Gunawardena pointed out that the Rajapaksa administration had paid USD 105 for a barrel of oil whereas the current price was around USD 80. Responding to media queries, Gunawardena said that as Sri Lanka paid approximately USD 45 per barrel for 2015, 2016 and 2017 there were substantial savings amounting to over USD 5 bn.
The Island sought an explanation from Gunawardena as to how the Rajapaksa administration had made available petrol, diesel and kerosene without adhering to the pricing formula introduced in 2002, Gunawardena claimed that it had been suspended by the then President.
When it was pointed out that the President couldn’t have taken a unilateral decision in respect of taxes as the parliament was solely responsible for financial decisions as quite often emphasised by Gunawardena himself, the MP claimed there was no need to consult Parliament regarding the suspension of a pricing formula.
The issue was raised after Gunawardena claimed that the Rajapaksa government hadn’t acted on Supreme Court directive issued in late 2008 as regards a pricing formula as the parliament was solely responsible for such matters.
The Supreme Court directed Treasury Secretary to formulate a formula to regulate fuel prices in line with the oil prices in the world market.
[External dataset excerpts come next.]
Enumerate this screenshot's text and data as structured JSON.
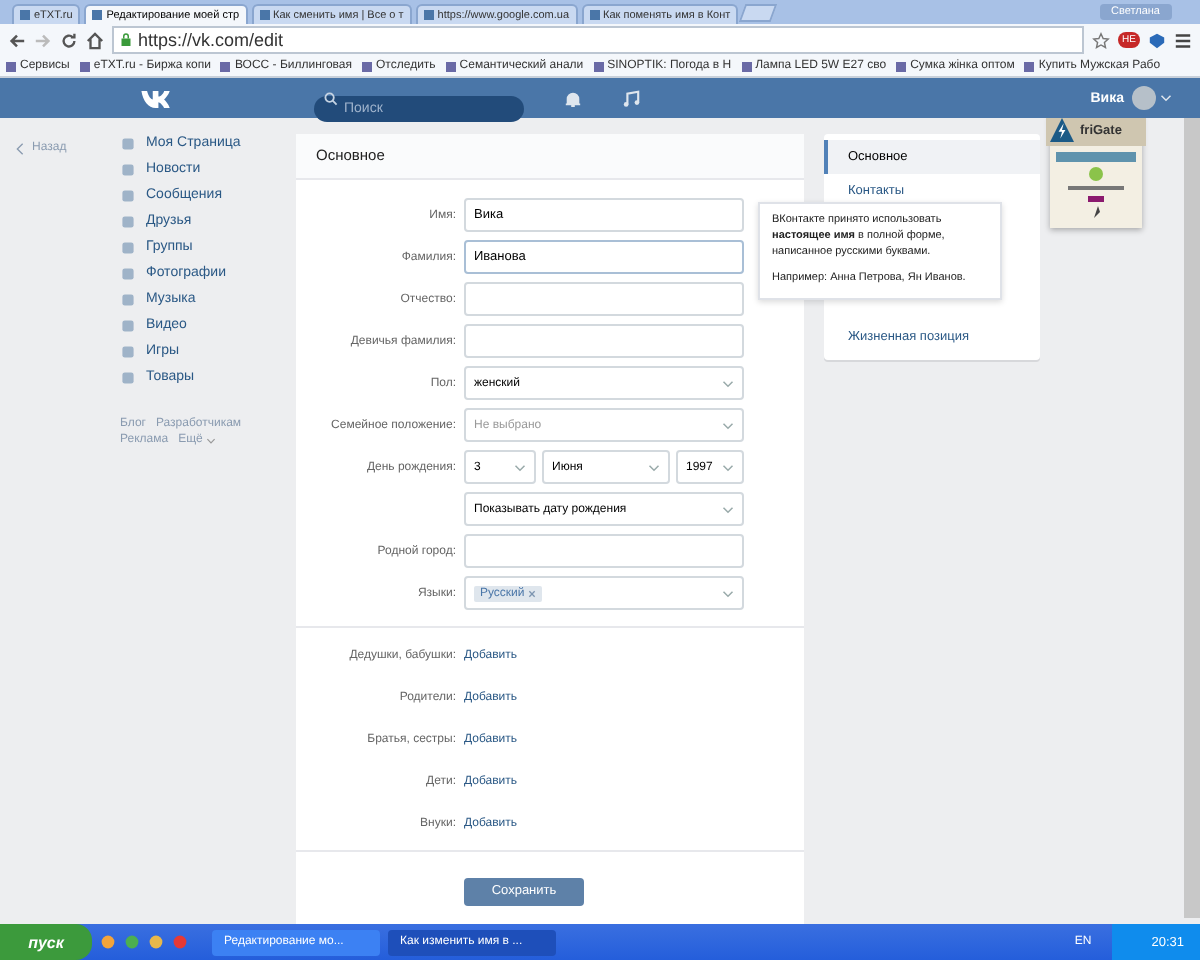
{
  "browser": {
    "tabs": [
      {
        "title": "eTXT.ru",
        "selected": false
      },
      {
        "title": "Редактирование моей стр",
        "selected": true
      },
      {
        "title": "Как сменить имя | Все о т",
        "selected": false
      },
      {
        "title": "https://www.google.com.ua",
        "selected": false
      },
      {
        "title": "Как поменять имя в Конт",
        "selected": false
      }
    ],
    "profile": "Светлана",
    "url": "https://vk.com/edit",
    "extension_badge": "НЕ",
    "bookmarks": [
      "Сервисы",
      "eTXT.ru - Биржа копи",
      "ВОСС - Биллинговая",
      "Отследить",
      "Семантический анали",
      "SINOPTIK: Погода в Н",
      "Лампа LED 5W E27 сво",
      "Сумка жінка оптом",
      "Купить Мужская Рабо"
    ]
  },
  "header": {
    "search": {
      "placeholder": "Поиск"
    },
    "user_name": "Вика"
  },
  "back_link": "Назад",
  "nav": {
    "items": [
      "Моя Страница",
      "Новости",
      "Сообщения",
      "Друзья",
      "Группы",
      "Фотографии",
      "Музыка",
      "Видео",
      "Игры",
      "Товары"
    ],
    "footer": [
      "Блог",
      "Разработчикам",
      "Реклама",
      "Ещё"
    ]
  },
  "form": {
    "title": "Основное",
    "fields": [
      {
        "label": "Имя:",
        "kind": "text",
        "value": "Вика",
        "focused": false
      },
      {
        "label": "Фамилия:",
        "kind": "text",
        "value": "Иванова",
        "focused": true
      },
      {
        "label": "Отчество:",
        "kind": "text",
        "focused": false
      },
      {
        "label": "Девичья фамилия:",
        "kind": "text",
        "focused": false
      },
      {
        "label": "Пол:",
        "kind": "select",
        "value": "женский"
      },
      {
        "label": "Семейное положение:",
        "kind": "select",
        "placeholder": "Не выбрано"
      },
      {
        "label": "День рождения:",
        "kind": "date",
        "parts": [
          "3",
          "Июня",
          "1997"
        ],
        "visibility": "Показывать дату рождения"
      },
      {
        "label": "Родной город:",
        "kind": "text",
        "focused": false
      },
      {
        "label": "Языки:",
        "kind": "tags",
        "tags": [
          "Русский"
        ]
      }
    ],
    "relatives": [
      {
        "label": "Дедушки, бабушки:",
        "action": "Добавить"
      },
      {
        "label": "Родители:",
        "action": "Добавить"
      },
      {
        "label": "Братья, сестры:",
        "action": "Добавить"
      },
      {
        "label": "Дети:",
        "action": "Добавить"
      },
      {
        "label": "Внуки:",
        "action": "Добавить"
      }
    ],
    "save_button": "Сохранить"
  },
  "side_menu": [
    {
      "label": "Основное",
      "selected": true
    },
    {
      "label": "Контакты",
      "selected": false
    },
    {
      "label": "Жизненная позиция",
      "selected": false
    }
  ],
  "tooltip": {
    "text": "ВКонтакте принято использовать **настоящее имя** в полной форме, написанное русскими буквами.",
    "example": "Например: Анна Петрова, Ян Иванов."
  },
  "extension_panel": {
    "title": "friGate"
  },
  "taskbar": {
    "start": "пуск",
    "tasks": [
      {
        "title": "Редактирование мо...",
        "selected": false
      },
      {
        "title": "Как изменить имя в ...",
        "selected": true
      }
    ],
    "language": "EN",
    "time": "20:31"
  }
}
The directive followed two petitions filed against the then Ceylon Petroleum Corporation (CPC) Chairman former national cricketer Ashantha de Mel over the signing of controversial hedging agreements with two private banks that finally cost the country dearly.
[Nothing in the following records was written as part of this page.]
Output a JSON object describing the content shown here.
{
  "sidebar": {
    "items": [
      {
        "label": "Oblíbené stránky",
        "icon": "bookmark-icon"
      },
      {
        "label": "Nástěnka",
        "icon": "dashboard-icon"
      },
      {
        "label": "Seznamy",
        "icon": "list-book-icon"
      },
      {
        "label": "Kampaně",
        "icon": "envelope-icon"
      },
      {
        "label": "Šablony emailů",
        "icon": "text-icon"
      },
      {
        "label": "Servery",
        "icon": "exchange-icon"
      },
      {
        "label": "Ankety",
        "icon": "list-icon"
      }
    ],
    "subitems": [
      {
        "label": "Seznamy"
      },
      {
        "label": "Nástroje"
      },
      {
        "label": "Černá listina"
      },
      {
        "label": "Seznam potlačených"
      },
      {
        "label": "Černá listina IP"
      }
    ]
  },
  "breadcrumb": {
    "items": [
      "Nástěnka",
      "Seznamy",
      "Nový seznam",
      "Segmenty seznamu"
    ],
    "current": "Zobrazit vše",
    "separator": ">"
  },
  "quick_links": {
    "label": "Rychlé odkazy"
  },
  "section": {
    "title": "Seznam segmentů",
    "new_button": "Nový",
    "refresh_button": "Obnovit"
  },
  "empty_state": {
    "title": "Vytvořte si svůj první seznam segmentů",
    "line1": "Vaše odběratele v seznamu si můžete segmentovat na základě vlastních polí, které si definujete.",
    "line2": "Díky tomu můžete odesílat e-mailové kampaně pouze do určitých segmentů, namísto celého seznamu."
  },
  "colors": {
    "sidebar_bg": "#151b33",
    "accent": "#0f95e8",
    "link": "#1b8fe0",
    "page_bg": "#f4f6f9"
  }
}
Asked whether the Joint Opposition had a proper plan to manage the economy, Gunawardena said that they were ready to take up the challenge. The MP said that they had an experienced team capable of addressing economic issues and unlike those enjoying power today the former President’s team proved its capabilities during a very difficult period when the country was fighting a costly war.
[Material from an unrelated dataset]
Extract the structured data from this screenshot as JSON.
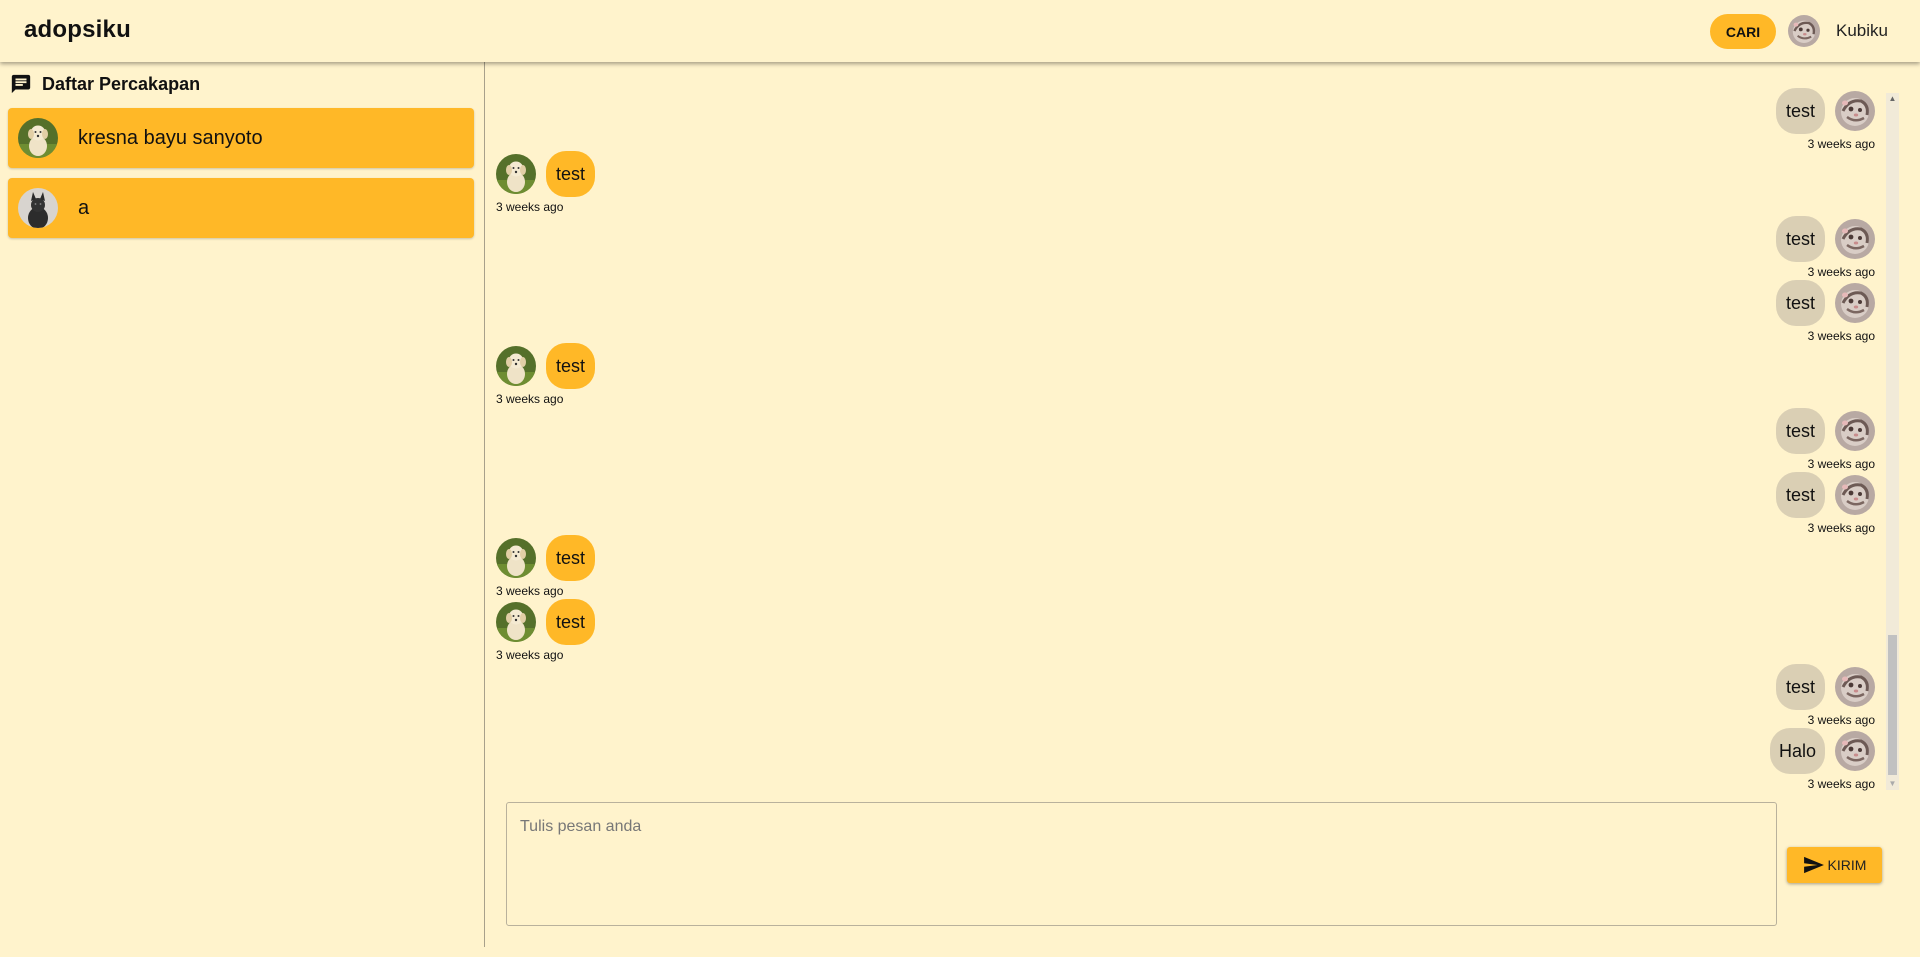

Gunawardena said that the media recently quoted some three wheeler drivers as having wished that the parliament might collapse along with its 225 members. Gunwardena was the second lawmaker to make reference to parliament in this regard. Last week, MP Dayasiri Jayasekera said that the people cursed the entire parliament over extremely difficult economic conditions experienced by them in the wake of the steep depreciation of the Rupee and hike in petrol and diesel prices. The media covering the JO briefing said that they, too, felt the same way.
Gunawardena found it difficult to explain how he could stabilise local oil market prices amidst increase in global prices. Asked whether the JO and Gunawardena as the future Finance Minister of a new government had calculated at what rate a litre of petrol could be sold now, Gunawardena admitted they hadn’t worked that out.
Gunawardena faced a barrage of questions regarding the failure on the part of the Rajapaksa administration to rein in the then Sri Lankan Airlines Chairman Nishantha Wickramasinghe, brother-in-law of the President. Gunawardena was asked whether those aspiring to return to power could guarantee the likes of Nishantha Wickramasinghe wouldn’t engage in such abuse again.
Gampaha District MP Sisira Jayakody, seated next to Gunawardena, refrained from commenting on media queries regarding Nishantha Wickramasinghe’s questionable decisions which ruined the national career.